Das gesamte westliche Denken, Kunst und Kultur und damit auch die Sprache, sind durchdrungen von Freuds Theorie über die Psyche, über das Unbewusste, das Individuum mit seinen Trieben und Wünschen und Begehrlichkeiten und nicht zuletzt über die Tatsache, dass der Mensch “nicht Herr im eigenen Haus” ist.
Damit haben wir uns – im Interesse der individuellen und der gesellschaftlichen Heilung – intensiv auseinandergesetzt. Und uns daran abgearbeitet – alleine mit sehr viel Literatur (und vielen, vielen Randbemerkungen) oder in verschiedenen Gruppen in manchmal endlosen Psychodebatten.
Doch Freud, C.G. Jung, Fromm, überhaupt die Frankfurter Schule, das Ehepaar Mitscherlich u.v.a. waren bis in die späten 80 Jahre in der DDR nicht nur nicht erhältlich, sondern wurden explizit diffamiert und blieben aus dem universitären Raum verbannt.
Das Ich, das sich gemäß seines ganzheitlichen Potenzials bildet und ausbildet, ist das Ideal des Westens. Das Ich, das im Kollektiv aufgeht, war 40 Jahre lang das Ideal des Ostens. Unser Denken über Individuum und Gesellschaft einschließlich des Wordings ist dadurch ein anderes – ich erlebe es jeden Tag im Schulbetrieb.
Konkret: Wenn ein sehr übergewichtiges Mädchen seit Jahren Mobbing erfährt und darunter extrem – und von ihrer Seite auch verbal überzeugend kommuniziert – leidet, wird ihr auf den Kopf zugesagt, sie solle sich “mal zusammenreißen”. Obenauf bekommt sie eine 6 in Sport, weil sie sich “nicht anstrengt”.

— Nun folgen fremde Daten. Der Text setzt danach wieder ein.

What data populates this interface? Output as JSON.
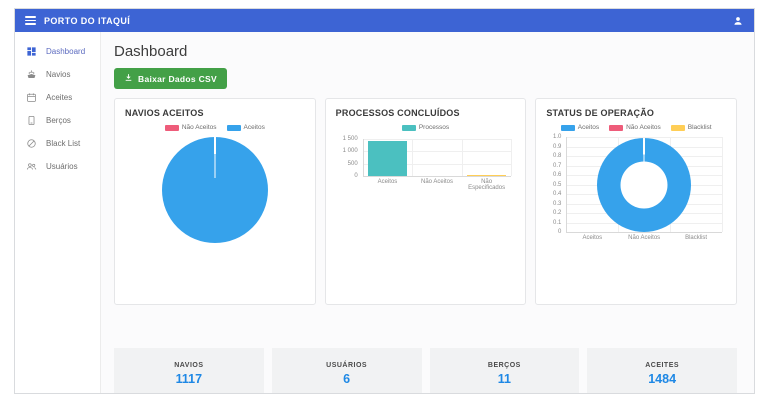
{
  "app": {
    "topbar": {
      "title": "PORTO DO ITAQUÍ",
      "bg_color": "#3d64d4"
    }
  },
  "sidebar": {
    "items": [
      {
        "label": "Dashboard",
        "icon": "dashboard-icon",
        "active": true
      },
      {
        "label": "Navios",
        "icon": "ship-icon",
        "active": false
      },
      {
        "label": "Aceites",
        "icon": "calendar-icon",
        "active": false
      },
      {
        "label": "Berços",
        "icon": "dock-icon",
        "active": false
      },
      {
        "label": "Black List",
        "icon": "block-icon",
        "active": false
      },
      {
        "label": "Usuários",
        "icon": "users-icon",
        "active": false
      }
    ]
  },
  "main": {
    "page_title": "Dashboard",
    "download_button": {
      "label": "Baixar Dados CSV",
      "color": "#43a047",
      "icon": "download-icon"
    }
  },
  "stats": [
    {
      "label": "NAVIOS",
      "value": "1117"
    },
    {
      "label": "USUÁRIOS",
      "value": "6"
    },
    {
      "label": "BERÇOS",
      "value": "11"
    },
    {
      "label": "ACEITES",
      "value": "1484"
    }
  ],
  "stats_value_color": "#1e88e5",
  "chart_data": [
    {
      "type": "pie",
      "title": "NAVIOS ACEITOS",
      "legend": [
        {
          "label": "Não Aceitos",
          "color": "#ee5c7a"
        },
        {
          "label": "Aceitos",
          "color": "#36a2eb"
        }
      ],
      "labels": [
        "Não Aceitos",
        "Aceitos"
      ],
      "values_pct": [
        0.5,
        99.5
      ],
      "legend_position": "top"
    },
    {
      "type": "bar",
      "title": "PROCESSOS CONCLUÍDOS",
      "legend": [
        {
          "label": "Processos",
          "color": "#4bc0c0"
        }
      ],
      "categories": [
        "Aceitos",
        "Não Aceitos",
        "Não Especificados"
      ],
      "values": [
        1430,
        0,
        20
      ],
      "bar_colors": [
        "#4bc0c0",
        "#4bc0c0",
        "#ffce56"
      ],
      "yticks": [
        "1 500",
        "1 000",
        "500",
        "0"
      ],
      "ylim": [
        0,
        1500
      ],
      "grid": true
    },
    {
      "type": "doughnut",
      "title": "STATUS DE OPERAÇÃO",
      "legend": [
        {
          "label": "Aceitos",
          "color": "#36a2eb"
        },
        {
          "label": "Não Aceitos",
          "color": "#ee5c7a"
        },
        {
          "label": "Blacklist",
          "color": "#ffce56"
        }
      ],
      "labels": [
        "Aceitos",
        "Não Aceitos",
        "Blacklist"
      ],
      "values_pct": [
        99.5,
        0.4,
        0.1
      ],
      "categories": [
        "Aceitos",
        "Não Aceitos",
        "Blacklist"
      ],
      "yticks": [
        "1.0",
        "0.9",
        "0.8",
        "0.7",
        "0.6",
        "0.5",
        "0.4",
        "0.3",
        "0.2",
        "0.1",
        "0"
      ],
      "ylim": [
        0,
        1.0
      ],
      "grid": true
    }
  ]
}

Auch auf dem Hintergrund der Auseinandersetzung mit den Erkenntnissen der Tiefenpsychologie und der Psychoanalyse ist, auf die Praxis bezogen, eine 6 in meinen Augen keine Note, sondern eine Kapitulation. Meine Nachfrage, was eine solche Behandlung mit der Psyche einer / eines Jugendlichen mache, wird mit langem Blick beantwortet. Psyche? Nicht mal die sehr jungen Kolleg*innen oder gar Referendar*innen können mit meiner Frage etwas anfangen.
Leider ist das o.g. Schicksal überhaupt kein Einzelfall.
Einigung, was das betrifft, nicht möglich.